Poesia goliardica. Quei chierici colti e giocherelloni


Lo stil novo sarà stato pure dolce, ma nel Duecento, da un certo punto in poi, i più si deliziavano con una poesia estremamente realistica e giocosa, dove l’amore era tutto ciccia e sensi, la vita una differenza tra avere o non avere denaro (peraltro fondamentale per giocare e bere del buon vino), la religione una contraddizione vivente per colpa di una Chiesa avara e corrotta (“la sposa di Gesù divien venale / donna pubblica or è, lei che era dama”).
Versi spregiudicati, insomma (la raccolta più celebre è quella dei Carmina burana), che parodiando i modelli delle sequenze liturgiche, celebravano, però, la nota triade gioco-vino-amore o lanciavano strali di sarcasmo verso la casta ecclesiastica. Nacque così la poesia goliardica i cui modelli furono coniati da personaggi quali Abelardo (all’indirizzo di Eloisa aveva composto dei carmina amatoria), Ugo di Orléans detto il Primate (sue le composizioni De non miscenda aqua vino; Pontificum spuma, In cratere meo) o l’anonimo Archipoeta di Colonia, che dopo aver fatto ammissione delle proprie debolezze (“vado alla deriva come una nave priva di nocchiero”) dichiara che “condurre una vita austera è per me quasi impossibile; io amo infatti il gioco che mi piace più del miele. Qualunque impresa mi chieda Venere, che non risiede mai negli animi meschini, è una piacevole fatica”.
Fu dunque l’epoca dei clerici vagantes che andavano in giro a far da controcanto ai trovatori: quest’ultimi a idealizzare donne dalle sembianze ultraterrene, gli altri a compiacersi di fanciulle sì fatte: “Sotto il petto delicato si incurvano i fianchi eleganti ed armoniosi, la sua pelle immacolata non rifiuta il tocco tenue delle mie dita che, sotto la vita snella, sfiorano l’ombelico nel ventre lievemente inarcato”.
Grande fascino dovevano avere questi intellettuali vagabondi e “alternativi”, colti ma giocherelloni, dalle virtù nemmeno troppo nascoste, al punto che una tale Fillide confida all’amica Flora: “Come vogliono la scienza e il nostro onore, / come impongono l'usanza e il dovere, / riconosciam che il chierico in amore, / vale assai, assai più del cavaliere”.

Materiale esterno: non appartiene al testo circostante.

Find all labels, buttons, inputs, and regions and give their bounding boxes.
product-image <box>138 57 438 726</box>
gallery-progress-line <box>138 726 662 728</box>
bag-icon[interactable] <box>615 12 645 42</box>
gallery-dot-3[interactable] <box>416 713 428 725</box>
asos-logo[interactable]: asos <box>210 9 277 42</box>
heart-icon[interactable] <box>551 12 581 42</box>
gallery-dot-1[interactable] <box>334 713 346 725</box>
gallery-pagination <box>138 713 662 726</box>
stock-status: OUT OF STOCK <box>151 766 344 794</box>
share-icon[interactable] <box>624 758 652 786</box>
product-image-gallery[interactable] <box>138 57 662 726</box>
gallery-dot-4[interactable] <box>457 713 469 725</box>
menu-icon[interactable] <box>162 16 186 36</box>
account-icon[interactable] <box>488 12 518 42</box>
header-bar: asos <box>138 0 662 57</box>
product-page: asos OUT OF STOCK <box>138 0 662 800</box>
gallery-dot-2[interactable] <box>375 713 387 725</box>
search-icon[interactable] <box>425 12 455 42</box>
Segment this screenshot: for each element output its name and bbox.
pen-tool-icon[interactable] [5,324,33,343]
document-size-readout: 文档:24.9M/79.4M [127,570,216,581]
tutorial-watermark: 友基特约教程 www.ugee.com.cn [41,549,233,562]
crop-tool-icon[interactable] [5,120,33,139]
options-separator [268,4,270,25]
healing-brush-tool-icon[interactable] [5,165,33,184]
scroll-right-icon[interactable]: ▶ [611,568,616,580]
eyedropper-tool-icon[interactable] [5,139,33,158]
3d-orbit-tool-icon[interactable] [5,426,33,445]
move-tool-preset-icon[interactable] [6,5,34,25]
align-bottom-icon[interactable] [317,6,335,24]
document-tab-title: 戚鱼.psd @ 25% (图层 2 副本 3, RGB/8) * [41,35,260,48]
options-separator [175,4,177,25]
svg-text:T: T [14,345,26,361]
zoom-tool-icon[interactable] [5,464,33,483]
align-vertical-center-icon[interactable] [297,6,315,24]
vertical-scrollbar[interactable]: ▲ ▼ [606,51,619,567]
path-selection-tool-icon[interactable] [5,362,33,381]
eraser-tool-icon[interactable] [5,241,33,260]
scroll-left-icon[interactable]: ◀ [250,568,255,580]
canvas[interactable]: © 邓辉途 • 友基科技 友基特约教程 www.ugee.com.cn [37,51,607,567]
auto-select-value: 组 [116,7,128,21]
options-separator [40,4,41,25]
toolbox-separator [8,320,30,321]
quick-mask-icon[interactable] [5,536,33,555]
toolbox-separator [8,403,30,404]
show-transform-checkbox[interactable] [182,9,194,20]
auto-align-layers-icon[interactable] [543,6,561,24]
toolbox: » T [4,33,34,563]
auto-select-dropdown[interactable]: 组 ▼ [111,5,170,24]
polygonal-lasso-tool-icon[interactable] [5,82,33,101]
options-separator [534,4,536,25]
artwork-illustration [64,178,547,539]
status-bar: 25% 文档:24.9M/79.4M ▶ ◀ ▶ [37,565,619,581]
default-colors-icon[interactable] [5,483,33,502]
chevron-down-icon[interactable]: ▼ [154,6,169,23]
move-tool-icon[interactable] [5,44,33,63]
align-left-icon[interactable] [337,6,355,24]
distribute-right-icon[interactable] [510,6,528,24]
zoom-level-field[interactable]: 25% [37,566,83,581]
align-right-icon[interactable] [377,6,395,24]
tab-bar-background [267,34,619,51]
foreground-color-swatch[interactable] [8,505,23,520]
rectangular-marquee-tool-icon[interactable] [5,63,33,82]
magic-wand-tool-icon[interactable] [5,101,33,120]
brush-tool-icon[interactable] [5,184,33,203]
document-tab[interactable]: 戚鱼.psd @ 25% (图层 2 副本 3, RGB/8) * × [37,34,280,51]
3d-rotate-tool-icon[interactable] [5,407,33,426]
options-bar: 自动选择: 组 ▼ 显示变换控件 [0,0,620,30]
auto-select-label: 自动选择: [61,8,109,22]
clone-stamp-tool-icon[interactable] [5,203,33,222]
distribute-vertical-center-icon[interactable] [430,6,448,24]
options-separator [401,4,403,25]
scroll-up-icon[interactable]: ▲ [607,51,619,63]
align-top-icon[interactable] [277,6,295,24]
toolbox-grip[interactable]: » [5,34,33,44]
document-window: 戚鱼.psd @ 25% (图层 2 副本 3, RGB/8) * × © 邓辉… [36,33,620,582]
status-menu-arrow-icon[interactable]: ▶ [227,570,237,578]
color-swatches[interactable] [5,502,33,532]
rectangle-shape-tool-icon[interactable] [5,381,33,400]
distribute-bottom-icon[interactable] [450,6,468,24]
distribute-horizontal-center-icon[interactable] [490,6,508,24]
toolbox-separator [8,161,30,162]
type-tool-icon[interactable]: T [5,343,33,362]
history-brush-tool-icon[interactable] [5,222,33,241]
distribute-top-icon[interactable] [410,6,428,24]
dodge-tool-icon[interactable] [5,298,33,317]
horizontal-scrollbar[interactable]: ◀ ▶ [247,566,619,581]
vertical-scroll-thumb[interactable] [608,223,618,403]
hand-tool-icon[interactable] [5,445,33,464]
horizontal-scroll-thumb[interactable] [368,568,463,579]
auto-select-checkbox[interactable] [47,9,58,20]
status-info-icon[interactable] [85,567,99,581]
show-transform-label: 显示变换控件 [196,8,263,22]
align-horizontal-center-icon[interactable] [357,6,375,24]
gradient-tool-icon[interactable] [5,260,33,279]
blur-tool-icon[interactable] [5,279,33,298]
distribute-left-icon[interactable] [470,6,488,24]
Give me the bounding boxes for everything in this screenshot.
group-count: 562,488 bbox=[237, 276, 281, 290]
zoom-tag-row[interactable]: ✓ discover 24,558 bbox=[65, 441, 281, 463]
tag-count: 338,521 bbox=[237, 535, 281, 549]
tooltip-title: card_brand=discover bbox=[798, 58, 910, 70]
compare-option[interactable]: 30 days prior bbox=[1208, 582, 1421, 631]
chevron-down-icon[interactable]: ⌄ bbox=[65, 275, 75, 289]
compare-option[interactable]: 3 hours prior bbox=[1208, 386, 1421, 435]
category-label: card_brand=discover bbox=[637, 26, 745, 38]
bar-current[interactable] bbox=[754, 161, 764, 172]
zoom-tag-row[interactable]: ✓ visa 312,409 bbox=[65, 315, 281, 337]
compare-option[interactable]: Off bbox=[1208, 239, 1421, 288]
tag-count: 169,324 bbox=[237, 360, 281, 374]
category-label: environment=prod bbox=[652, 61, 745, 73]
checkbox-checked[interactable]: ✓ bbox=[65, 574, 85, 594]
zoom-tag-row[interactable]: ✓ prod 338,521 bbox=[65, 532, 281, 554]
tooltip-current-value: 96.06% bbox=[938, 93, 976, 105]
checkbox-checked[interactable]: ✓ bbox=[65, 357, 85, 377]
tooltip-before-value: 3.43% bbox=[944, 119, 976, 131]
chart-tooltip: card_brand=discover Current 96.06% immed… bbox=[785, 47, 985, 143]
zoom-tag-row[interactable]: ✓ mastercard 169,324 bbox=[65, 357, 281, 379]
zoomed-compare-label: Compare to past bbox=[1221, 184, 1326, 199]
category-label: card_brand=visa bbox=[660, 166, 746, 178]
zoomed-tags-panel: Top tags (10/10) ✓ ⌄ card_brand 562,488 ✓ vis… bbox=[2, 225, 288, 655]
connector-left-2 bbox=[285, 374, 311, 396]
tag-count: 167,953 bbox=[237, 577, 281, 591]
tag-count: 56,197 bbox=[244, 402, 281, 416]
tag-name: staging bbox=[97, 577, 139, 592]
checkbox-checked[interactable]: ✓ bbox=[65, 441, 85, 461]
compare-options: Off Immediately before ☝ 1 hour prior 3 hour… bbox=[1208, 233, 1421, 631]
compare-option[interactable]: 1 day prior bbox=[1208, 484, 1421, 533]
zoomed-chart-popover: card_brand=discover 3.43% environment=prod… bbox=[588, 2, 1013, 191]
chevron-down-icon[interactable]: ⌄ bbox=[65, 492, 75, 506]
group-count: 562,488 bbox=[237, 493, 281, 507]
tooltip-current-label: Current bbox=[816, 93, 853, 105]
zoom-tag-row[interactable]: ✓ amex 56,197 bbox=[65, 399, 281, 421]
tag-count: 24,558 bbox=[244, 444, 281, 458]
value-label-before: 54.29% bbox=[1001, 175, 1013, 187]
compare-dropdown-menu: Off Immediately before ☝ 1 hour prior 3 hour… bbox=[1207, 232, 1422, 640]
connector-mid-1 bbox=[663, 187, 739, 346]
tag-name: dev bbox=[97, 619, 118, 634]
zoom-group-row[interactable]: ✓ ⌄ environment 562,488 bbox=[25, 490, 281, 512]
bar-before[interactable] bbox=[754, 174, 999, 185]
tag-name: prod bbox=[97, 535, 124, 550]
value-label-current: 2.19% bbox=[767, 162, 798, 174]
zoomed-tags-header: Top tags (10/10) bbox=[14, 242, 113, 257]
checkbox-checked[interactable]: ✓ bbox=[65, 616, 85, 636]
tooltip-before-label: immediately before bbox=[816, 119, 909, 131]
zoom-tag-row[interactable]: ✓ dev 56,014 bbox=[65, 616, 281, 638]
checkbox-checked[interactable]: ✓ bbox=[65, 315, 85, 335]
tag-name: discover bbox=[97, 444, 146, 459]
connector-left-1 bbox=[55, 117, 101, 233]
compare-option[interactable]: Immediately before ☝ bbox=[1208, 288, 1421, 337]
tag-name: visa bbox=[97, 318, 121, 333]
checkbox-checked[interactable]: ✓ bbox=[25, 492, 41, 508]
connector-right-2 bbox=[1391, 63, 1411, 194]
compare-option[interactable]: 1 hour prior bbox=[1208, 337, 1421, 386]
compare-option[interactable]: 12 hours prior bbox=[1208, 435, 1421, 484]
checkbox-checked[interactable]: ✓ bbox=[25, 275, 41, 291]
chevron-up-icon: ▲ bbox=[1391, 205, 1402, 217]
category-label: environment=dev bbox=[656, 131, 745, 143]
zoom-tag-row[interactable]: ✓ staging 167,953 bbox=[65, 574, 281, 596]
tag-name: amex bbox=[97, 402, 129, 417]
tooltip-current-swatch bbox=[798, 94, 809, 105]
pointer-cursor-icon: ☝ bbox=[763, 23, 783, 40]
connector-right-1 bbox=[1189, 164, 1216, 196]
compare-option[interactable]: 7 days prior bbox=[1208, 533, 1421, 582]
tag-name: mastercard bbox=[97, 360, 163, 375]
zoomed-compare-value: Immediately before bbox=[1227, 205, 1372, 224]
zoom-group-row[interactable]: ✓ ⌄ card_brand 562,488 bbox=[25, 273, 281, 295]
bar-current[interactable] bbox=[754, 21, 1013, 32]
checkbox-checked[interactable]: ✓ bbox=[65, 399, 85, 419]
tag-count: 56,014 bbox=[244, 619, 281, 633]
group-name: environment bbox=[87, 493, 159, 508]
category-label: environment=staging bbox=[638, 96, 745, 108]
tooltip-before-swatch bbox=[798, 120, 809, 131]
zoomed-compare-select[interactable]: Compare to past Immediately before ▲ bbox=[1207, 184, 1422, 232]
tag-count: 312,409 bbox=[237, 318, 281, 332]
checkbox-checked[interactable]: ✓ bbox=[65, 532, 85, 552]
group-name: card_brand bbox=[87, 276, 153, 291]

Ai crocevia di un’epoca assai combattuta tra progresso e reazione, spiritualismi e godurie, risuonò, quindi, il canto dei goliardi. Se non altro per avvertire – e stavolta senza alcuna ironia – che “tu sorte crudele e volubile incombi su di noi che esponiamo il dorso nudo al capriccio dei tuoi colpi”. Forte di questo avvertimento, la goliardia di qualche secolo dopo sarebbe corsa ai ripari insistendo su un consiglio: “gaudeamus igitur”.